Banjir dan Longsor di Puncak Imbas Pelanggaran Lingkungan Terus Terulang

Reading time: 2 menit
Banjir dan longsor di kawasan Puncak imbas pelanggaran lingkungan terus terulang. Foto: KLH
Banjir dan longsor di kawasan Puncak imbas pelanggaran lingkungan terus terulang. Foto: KLH

Jakarta (Greeners) – Banjir dan longsor kembali melanda kawasan Puncak, Kabupaten Bogor, Jawa Barat, sejak Sabtu, 5 Juli 2025. Peristiwa ini terjadi di tujuh desa di Kecamatan Cisarua dan Megamendung akibat hujan ekstrem yang mencapai 150 milimeter selama dua hari berturut-turut. Akibat bencana ini, tercatat tiga orang meninggal dunia dan satu orang masih hilang.

Kementerian Lingkungan Hidup (KLH) mengungkapkan bahwa bencana ini tidak lepas dari masih maraknya pelanggaran lingkungan di kawasan Puncak. Menteri Lingkungan Hidup, Hanif Faisol Nurofiq, menegaskan bahwa pembangunan liar tanpa mempertimbangkan aspek lingkungan di kawasan rawan bencana tidak bisa terus dibiarkan.

“Kawasan Puncak merupakan wilayah bergunung dengan tingkat kemiringan tinggi yang secara ekologis sangat rentan. Namun, alih fungsi lahan, lemahnya pengendalian pemanfaatan ruang, serta pertumbuhan bangunan tanpa pesetujuan lingkungan memperburuk kerusakan lingkungan dan mempertinggi risiko bencana,” ujar Hanif di Puncak Bogor, Senin (7/7).

BACA JUGA: Potensi Longsor Jabar, KLHK Himbau Pembangunan Kawasan Puncak

Dalam kunjungan langsung ke lokasi terdampak di Desa Tugu Utara dan Pondok Pesantren Al Barosi, Hanif menegaskan akan menindak tegas pembangunan ilegal dan kerusakan lingkungan di hulu Daerah Aliran Sungai (DAS) Ciliwung dan Cileungsi.

KLH bersama tim ahli dari berbagai bidang seperti kerusakan tanah, ekotoksikologi, hidrologi, dan penataan wilayah, juga mengawasi sejumlah perusahaan dan bangunan di kawasan Puncak dan Sentul.

Hasil verifikasi menunjukkan adanya dua kategori pelanggaran lingkungan.
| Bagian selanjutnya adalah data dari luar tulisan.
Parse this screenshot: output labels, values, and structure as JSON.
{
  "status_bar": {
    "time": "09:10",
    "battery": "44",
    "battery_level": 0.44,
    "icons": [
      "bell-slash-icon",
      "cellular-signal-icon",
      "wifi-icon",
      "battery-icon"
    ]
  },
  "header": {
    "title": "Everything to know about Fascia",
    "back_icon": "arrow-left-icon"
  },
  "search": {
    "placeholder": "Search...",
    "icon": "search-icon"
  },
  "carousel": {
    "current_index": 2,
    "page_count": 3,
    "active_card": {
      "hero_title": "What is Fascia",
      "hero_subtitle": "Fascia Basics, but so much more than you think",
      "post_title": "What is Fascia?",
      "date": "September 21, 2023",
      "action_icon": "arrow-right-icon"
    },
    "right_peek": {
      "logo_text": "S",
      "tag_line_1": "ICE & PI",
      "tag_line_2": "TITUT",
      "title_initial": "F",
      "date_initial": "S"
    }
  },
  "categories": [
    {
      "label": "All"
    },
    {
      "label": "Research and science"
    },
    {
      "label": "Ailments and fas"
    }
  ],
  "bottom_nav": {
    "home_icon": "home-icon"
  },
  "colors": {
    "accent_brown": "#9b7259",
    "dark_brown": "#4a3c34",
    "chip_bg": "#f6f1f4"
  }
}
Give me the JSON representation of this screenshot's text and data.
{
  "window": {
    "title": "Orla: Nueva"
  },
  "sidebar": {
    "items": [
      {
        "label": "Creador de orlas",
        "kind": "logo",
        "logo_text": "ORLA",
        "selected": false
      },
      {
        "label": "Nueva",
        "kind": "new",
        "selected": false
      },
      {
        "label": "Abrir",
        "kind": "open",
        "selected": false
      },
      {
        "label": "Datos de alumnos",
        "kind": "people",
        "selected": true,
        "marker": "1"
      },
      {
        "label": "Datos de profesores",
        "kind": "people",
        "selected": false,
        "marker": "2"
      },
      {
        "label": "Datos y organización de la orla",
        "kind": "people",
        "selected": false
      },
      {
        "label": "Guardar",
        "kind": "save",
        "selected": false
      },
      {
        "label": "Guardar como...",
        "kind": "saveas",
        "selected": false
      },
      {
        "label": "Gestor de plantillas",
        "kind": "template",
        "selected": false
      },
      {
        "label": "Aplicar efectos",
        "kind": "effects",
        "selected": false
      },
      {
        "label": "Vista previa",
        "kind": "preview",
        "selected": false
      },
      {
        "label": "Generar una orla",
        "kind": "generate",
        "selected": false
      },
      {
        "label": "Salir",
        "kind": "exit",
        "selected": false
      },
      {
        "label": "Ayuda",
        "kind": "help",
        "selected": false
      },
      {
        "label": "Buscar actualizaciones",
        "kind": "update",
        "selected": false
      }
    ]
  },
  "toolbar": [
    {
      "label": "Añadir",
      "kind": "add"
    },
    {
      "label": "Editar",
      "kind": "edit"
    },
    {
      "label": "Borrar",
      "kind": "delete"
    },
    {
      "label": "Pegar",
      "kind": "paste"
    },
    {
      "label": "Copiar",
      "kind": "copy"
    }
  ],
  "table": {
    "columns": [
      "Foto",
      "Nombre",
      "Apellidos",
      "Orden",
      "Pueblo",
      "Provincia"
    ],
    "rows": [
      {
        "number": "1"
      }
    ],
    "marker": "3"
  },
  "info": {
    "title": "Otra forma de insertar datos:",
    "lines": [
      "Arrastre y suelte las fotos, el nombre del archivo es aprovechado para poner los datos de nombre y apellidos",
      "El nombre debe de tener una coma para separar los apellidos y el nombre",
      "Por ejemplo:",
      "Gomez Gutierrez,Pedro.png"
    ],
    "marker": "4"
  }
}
Di antaranya kegiatan tanpa izin, serta kegiatan yang memiliki izin namun tetap menimbulkan dampak signifikan terhadap lingkungan.

Cabut Persetujuan Lingkungan

Menindaklanjuti hal ini, Hanif telah berkoordinasi dengan Bupati Bogor, Rudy Susmanto. Keduanya sepakat untuk mengevaluasi dan mencabut persetujuan lingkungan terhadap sembilan usaha yang izinnya tumpang tindih dengan PT Perkebunan Nusantara VIII.

Selain itu, KLH juga telah menerbitkan sanksi administratif berupa perintah pembongkaran dan penghentian kegiatan terhadap 13 perusahaan lainnya. Dalam waktu dekat, akan ada pembongkaran terhadap empat tenant yang beroperasi di kawasan Agrowisata Gunung Mas. Di antaranya CV Sakawayana Sakti, PT Taman Safari Indonesia, PT Tiara Agro Jaya, dan PT Prabu Sinar Abadi. Seluruh perusahaan tersebut bekerja sama dengan PT Perkebunan Nusantara I Regional 2.

BACA JUGA: Sudah Saatnya Pencinta Alam Terlibat Bebaskan Alam dari Sampah

Selain penegakan hukum, Hanif juga menekankan pentingnya langkah rehabilitasi kawasan rawan longsor. Hal ini termasuk penanaman vegetasi pengikat tanah dan pelibatan masyarakat dalam penghijauan, edukasi, dan pengawasan pembangunan.

“Rehabilitasi kawasan rawan longsor tidak bisa kita tunda. Kita harus mulai dengan tindakan nyata seperti penanaman vegetasi pengikat tanah,” tambah Hanif.